After the introduction to the workshop structure and a short warmup, the session started with the first block of rule-based interactions between the dancers and one puppeteered Pepper, which was focused on turn-taking. The dancers were encouraged to focus on playfulness, rather than artistry, using mostly core movements, gazing and hand gestures. In the second block, the participants took on leader-follower dynamics, engaging in interactions in which one of them proposed an action, while the other could make the choice to accept it, reject it or accept it with a condition. This resulted in shifting power relations between the dancers and Pepper, for example when a dancer extended their hand and Pepper ‘refused’ to look at it and vice versa. Afterwards, and even though they were scheduled to be separate, the rules of block three and four were combined. In this phase the puppet Pepper was connected to two puppeteered Peppers which interacted simultaneously with two dancers. The participants were instructed to interact  in four different ways, based on the principles of confluence, divergence, contrast and influence. Meanwhile the audience could interfere by saying ‘change’, after which the participants needed to decide what to change in their movements and how.
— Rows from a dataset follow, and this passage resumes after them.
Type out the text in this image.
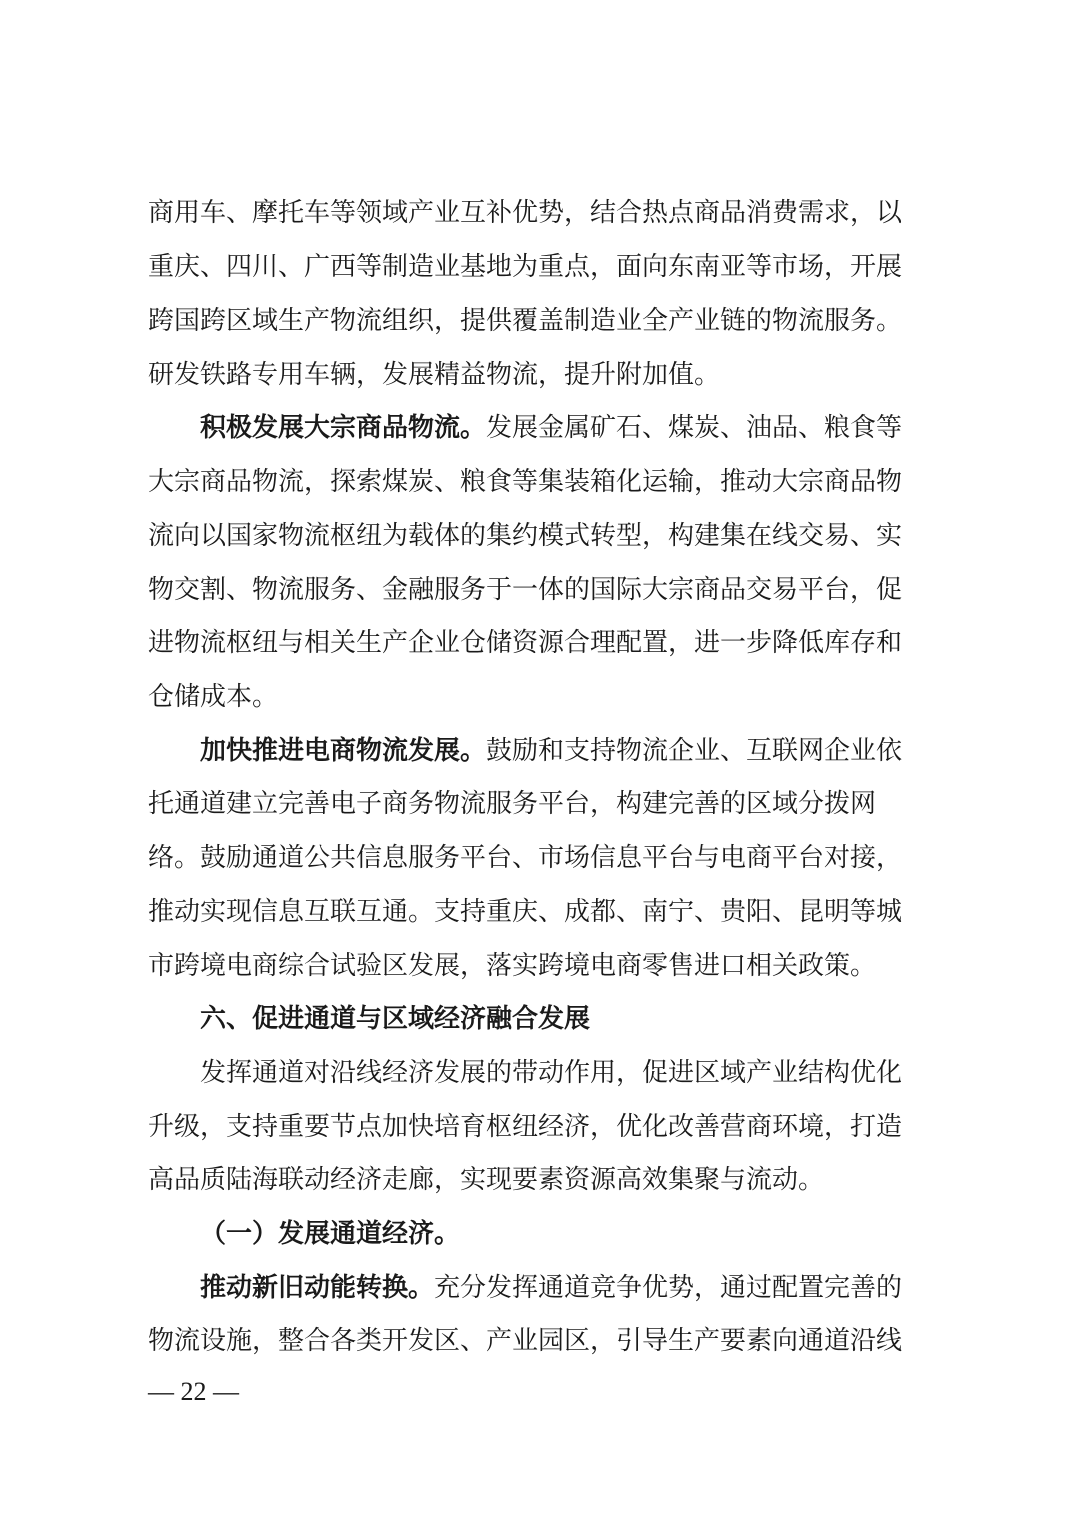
商用车、摩托车等领域产业互补优势，结合热点商品消费需求，以
重庆、四川、广西等制造业基地为重点，面向东南亚等市场，开展
跨国跨区域生产物流组织，提供覆盖制造业全产业链的物流服务。
研发铁路专用车辆，发展精益物流，提升附加值。
积极发展大宗商品物流。发展金属矿石、煤炭、油品、粮食等
大宗商品物流，探索煤炭、粮食等集装箱化运输，推动大宗商品物
流向以国家物流枢纽为载体的集约模式转型，构建集在线交易、实
物交割、物流服务、金融服务于一体的国际大宗商品交易平台，促
进物流枢纽与相关生产企业仓储资源合理配置，进一步降低库存和
仓储成本。
加快推进电商物流发展。鼓励和支持物流企业、互联网企业依
托通道建立完善电子商务物流服务平台，构建完善的区域分拨网
络。鼓励通道公共信息服务平台、市场信息平台与电商平台对接，
推动实现信息互联互通。支持重庆、成都、南宁、贵阳、昆明等城
市跨境电商综合试验区发展，落实跨境电商零售进口相关政策。
六、促进通道与区域经济融合发展
发挥通道对沿线经济发展的带动作用，促进区域产业结构优化
升级，支持重要节点加快培育枢纽经济，优化改善营商环境，打造
高品质陆海联动经济走廊，实现要素资源高效集聚与流动。
（一）发展通道经济。
推动新旧动能转换。充分发挥通道竞争优势，通过配置完善的
物流设施，整合各类开发区、产业园区，引导生产要素向通道沿线
— 22 —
Overall, the four blocks explored various systems of distributed choice-making, decentralised control and different ways of engagement in an open-ended, playful environment. In between the sessions and after the workshop, several feedback and reflection moments were held.
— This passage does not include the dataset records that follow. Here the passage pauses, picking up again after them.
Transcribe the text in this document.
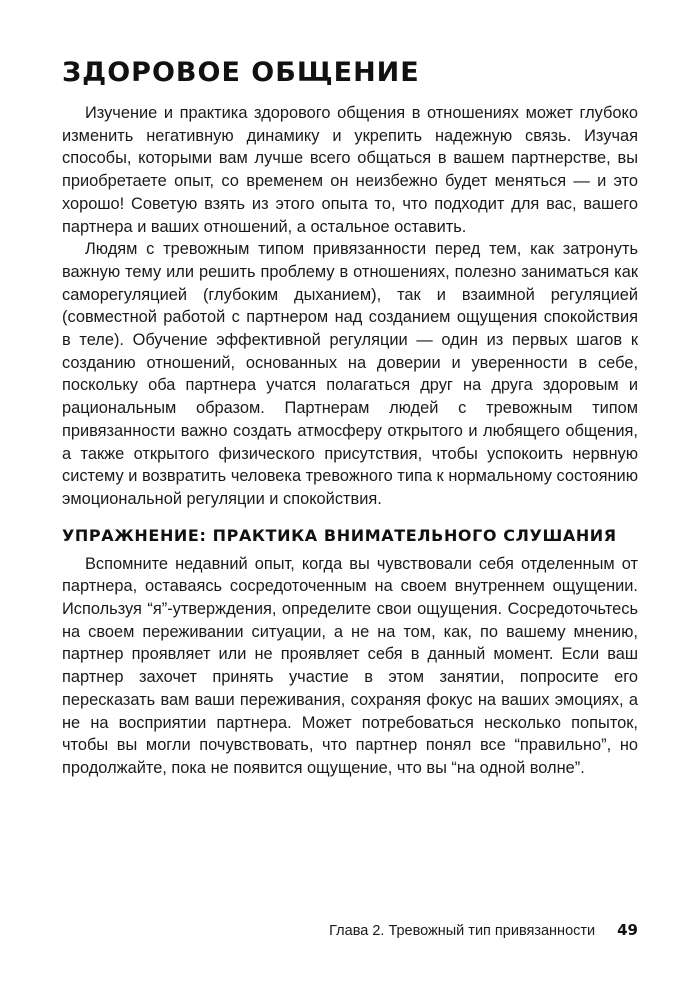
ЗДОРОВОЕ ОБЩЕНИЕ

Изучение и практика здорового общения в отношениях может глубоко изменить негативную динамику и укрепить надежную связь. Изучая способы, которыми вам лучше всего общаться в вашем партнерстве, вы приобретаете опыт, со временем он неизбежно будет меняться — и это хорошо! Советую взять из этого опыта то, что подходит для вас, вашего партнера и ваших отношений, а остальное оставить.

Людям с тревожным типом привязанности перед тем, как затронуть важную тему или решить проблему в отношениях, полезно заниматься как саморегуляцией (глубоким дыханием), так и взаимной регуляцией (совместной работой с партнером над созданием ощущения спокойствия в теле). Обучение эффективной регуляции — один из первых шагов к созданию отношений, основанных на доверии и уверенности в себе, поскольку оба партнера учатся полагаться друг на друга здоровым и рациональным образом. Партнерам людей с тревожным типом привязанности важно создать атмосферу открытого и любящего общения, а также открытого физического присутствия, чтобы успокоить нервную систему и возвратить человека тревожного типа к нормальному состоянию эмоциональной регуляции и спокойствия.

УПРАЖНЕНИЕ: ПРАКТИКА ВНИМАТЕЛЬНОГО СЛУШАНИЯ

Вспомните недавний опыт, когда вы чувствовали себя отделенным от партнера, оставаясь сосредоточенным на своем внутреннем ощущении. Используя “я”-утверждения, определите свои ощущения. Сосредоточьтесь на своем переживании ситуации, а не на том, как, по вашему мнению, партнер проявляет или не проявляет себя в данный момент. Если ваш партнер захочет принять участие в этом занятии, попросите его пересказать вам ваши переживания, сохраняя фокус на ваших эмоциях, а не на восприятии партнера. Может потребоваться несколько попыток, чтобы вы могли почувствовать, что партнер понял все “правильно”, но продолжайте, пока не появится ощущение, что вы “на одной волне”.

Глава 2. Тревожный тип привязанности 49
During this session, various interesting insights on HRI were raised. For example, in comparison to the first workshop in November 2021, this workshop offered the possibility to develop a movement language between the dancers and Pepper that was much more relational, because  the framework of this session was based on tools for rule-based improvisation that focused on the relationships and roles among participants, rather than on motion generation, as it was the case with the first workshop. Moreover, because of the introduction of the puppeteer, this time the dancers could focus on the relationality in the interaction with Pepper, instead of having to control it too. Furthermore, the possibility in the last block of the workshop to control two Peppers at the same time showed that the meaning of movement does not lie in the individual, predetermined intention imbued by the puppeteer in a gesture, but emerges from interaction between two entities. For example, this was very visible when the puppeteer clearly tried to convey a message in the movement of the puppet Pepper and thus subsequently the puppeteered  Peppers, but was picked up very differently by the two dancers interacting with them, creating very different interactions between both dancers and their robot partner.

Considering possible future workshops, multiple interesting points to include in future research were raised too. For instance, the inclusion of rule-based games which allow for the possibility of touch could be an interesting way to amplify moments of close connection. Thinking about possible ways to further embed the role of the puppeteer, it would also be interesting to explore the positioning of the puppeteer in relation to the dancers. Moreover, the inclusion of different robot interfaces could be a way to deepen the role of the puppeteer too. For example, by including a NAO robot, which can be held more like a traditional puppet, as the remote control robot and exploring how the movement would transfer to the teleoperated Pepper robot. Lastly, during this workshop it was suggested that it could be interesting to let the Pepper robots interact with different types of bodies; older bodies, lesser abled bodies, to explore other possible types of movement and interactions.

Among the attendees of the workshop were Kim Baraka (assistant professor at Vrije Universiteit Amsterdam), Irene Alcubilla Troughton (PhD candidate in the Acting like a Robot Project at Utrecht University), Maaike Bleeker (Full Professor at Utrecht University and PI of the Acting like a Robot Project), Joris de Jong (multidisciplinary circus artist), Rebecca Lillich Krüger (physical artist), Jort Faber (physical artist), Elizabeth Jochum (Associate Professor at Aalborg University), Hendrik von Kentzinsky (research assistant at Vrije Universiteit) and Marit Adriaanse (research assistant in the Acting Like a Robot Project at Utrecht University).